İlk ve orta dereceli okullardaki kitaplarda ve tedrisatta sınıflardaki ‘çok kültürlü yapının’ göz önünde bulundurulmasını önerdi.
Ama ne yazık ki, Sosyal Demokrat Partili (SPD) Heinz Kühn’ün bu yöndeki önerilerine o dönemdeki SPD-FDP (Hür Demokrat Parti) koalisyonu da daha sonraki dönemlerdeki CDU/CSU-FDP koalisyonu da sahip çıkmadı.
Daha sonraki yıllarda da bu alanda gereken tedbirler alınmadığı için işte bugün hâlâ Almanya’da ‘ilkokul öncesi Almanca bilmeyen göçmen kökenli çocukların’ durumu tartışılmakta.
Yani bir yerde 40 yıl öncesine dönüldü.
*
Evet, Almanya’da 13 milyon 400 bin çocuk yaşamaktadır.
Bunların 4 milyon 900 bini göçmen kökenlidir.
Yani her üç çocuktan biri göçmen kökenlidir.
Almanya’nın birçok eyaletinde çocuk yuvalarında hâlâ her çocuğun gidebileceği sayıda yer yoktur.
Kaldı ki yer olsa bile bu çocuklara Almanca öğretecek eğitmen yoktur.
Carsten Linnemann ve Federal Mecliste onun gibi düşünen diğer milletvekillerinin, doğru dürüst Almanca bilmedikleri ve söyleneni anlamadıkları için suçsuz, günahsız olan bu çocukları ‘cezalandırma’ yerine, onların küçük yaştan itibaren Almanca öğrenmelerine imkân kılacak yaratıcı projeleri hayata geçirmeleri daha akıllı bir tutum olur.
Bunu gerçekleştirmek için dünyayı yeniden keşfetmeye gerek yoktur.
Kanada, Avustralya bunu çoktan hayata geçirmiştir.
Hatta o kadar uzaklara bile gitmelerine gerek yoktur.

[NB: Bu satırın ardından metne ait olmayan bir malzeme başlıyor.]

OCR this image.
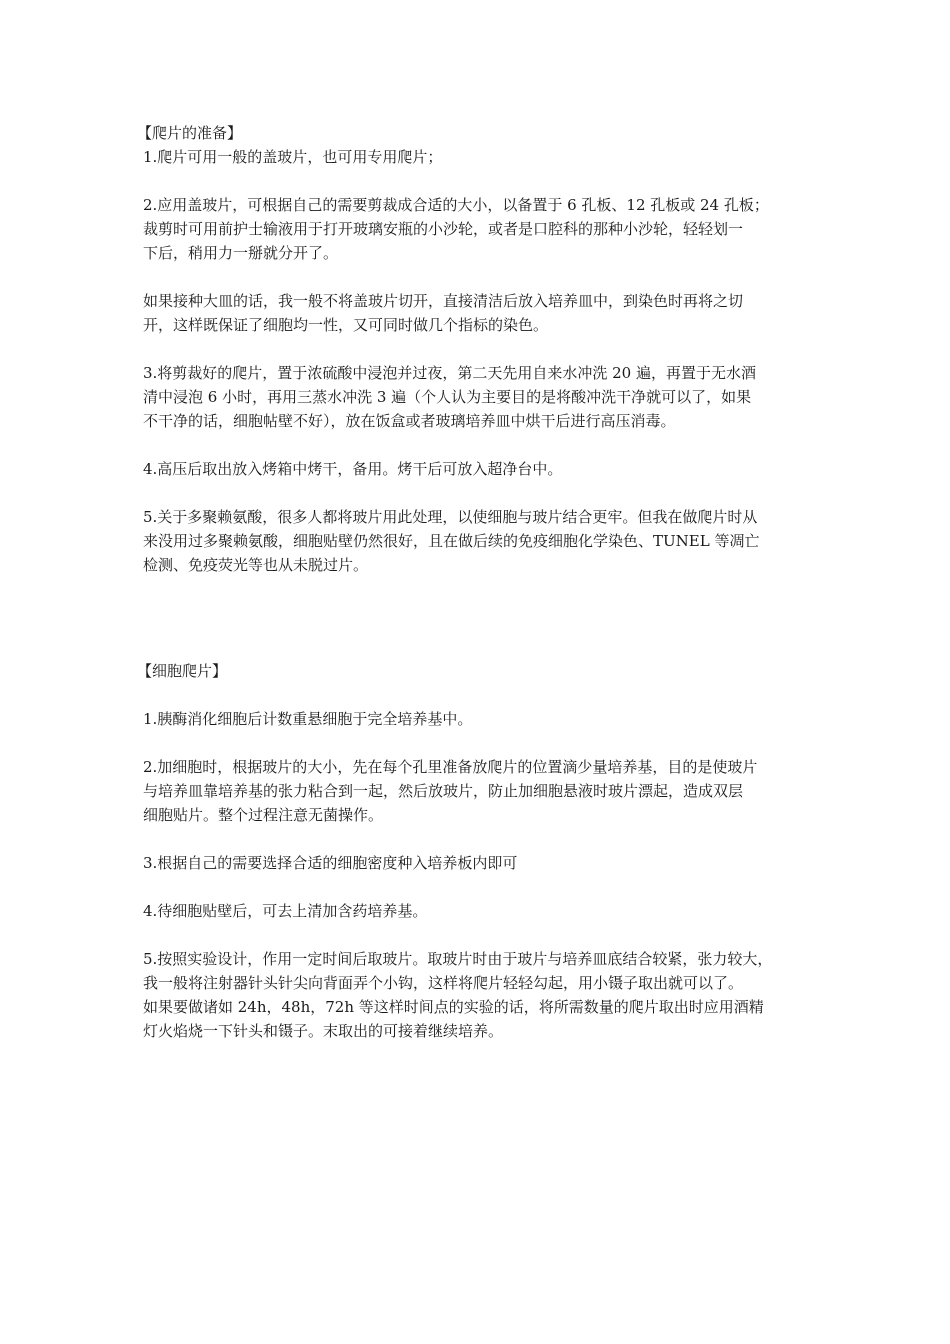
【爬片的准备】
1.爬片可用一般的盖玻片，也可用专用爬片；
2.应用盖玻片，可根据自己的需要剪裁成合适的大小，以备置于 6 孔板、12 孔板或 24 孔板；
裁剪时可用前护士输液用于打开玻璃安瓶的小沙轮，或者是口腔科的那种小沙轮，轻轻划一
下后，稍用力一掰就分开了。
如果接种大皿的话，我一般不将盖玻片切开，直接清洁后放入培养皿中，到染色时再将之切
开，这样既保证了细胞均一性，又可同时做几个指标的染色。
3.将剪裁好的爬片，置于浓硫酸中浸泡并过夜，第二天先用自来水冲洗 20 遍，再置于无水酒
清中浸泡 6 小时，再用三蒸水冲洗 3 遍（个人认为主要目的是将酸冲洗干净就可以了，如果
不干净的话，细胞帖壁不好），放在饭盒或者玻璃培养皿中烘干后进行高压消毒。
4.高压后取出放入烤箱中烤干，备用。烤干后可放入超净台中。
5.关于多聚赖氨酸，很多人都将玻片用此处理，以使细胞与玻片结合更牢。但我在做爬片时从
来没用过多聚赖氨酸，细胞贴壁仍然很好，且在做后续的免疫细胞化学染色、TUNEL 等凋亡
检测、免疫荧光等也从未脱过片。
【细胞爬片】
1.胰酶消化细胞后计数重悬细胞于完全培养基中。
2.加细胞时，根据玻片的大小，先在每个孔里准备放爬片的位置滴少量培养基，目的是使玻片
与培养皿靠培养基的张力粘合到一起，然后放玻片，防止加细胞悬液时玻片漂起，造成双层
细胞贴片。整个过程注意无菌操作。
3.根据自己的需要选择合适的细胞密度种入培养板内即可
4.待细胞贴壁后，可去上清加含药培养基。
5.按照实验设计，作用一定时间后取玻片。取玻片时由于玻片与培养皿底结合较紧，张力较大，
我一般将注射器针头针尖向背面弄个小钩，这样将爬片轻轻勾起，用小镊子取出就可以了。
如果要做诸如 24h，48h，72h 等这样时间点的实验的话，将所需数量的爬片取出时应用酒精
灯火焰烧一下针头和镊子。末取出的可接着继续培养。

‘PISA’ kısa adıyla bilinen Uluslararası Öğrenci Değerlendirme Programı’nın ilk sıralarında yer alan Finlandiya ve İsviçre gibi Avrupa ülkelerinin bu ‘sorunu’ nasıl aştığına baksınlar yeter.
Hatta oralara kadar gitmelerine de gerek yok.
Daha 2006 yılında ‘Berlin’in en tehlikeli ve en sorunlu okulu’ olarak bilinen ‘Rütli-Schule’ (Rütli Okulu) bugün Berlin’in en gözde okullarından biri haline gelmiştir.
Linnemann ve diğer milletvekili arkadaşları gidip bu okulunun yöneticileri, öğretmenleri ve bir dönemlerinin ‘istenmeyen okulu’nun hayata geçirilen yeni konseptlerle bu düzeye gelmesinde katkıda bulunan ‘gönüllülerle’ konuşsunlar yeter.
Not: Okuyucularımızın Kurban Bayramı’nı yürekten kutlar, güzelliklerle dolu nice bayramlar dilerim.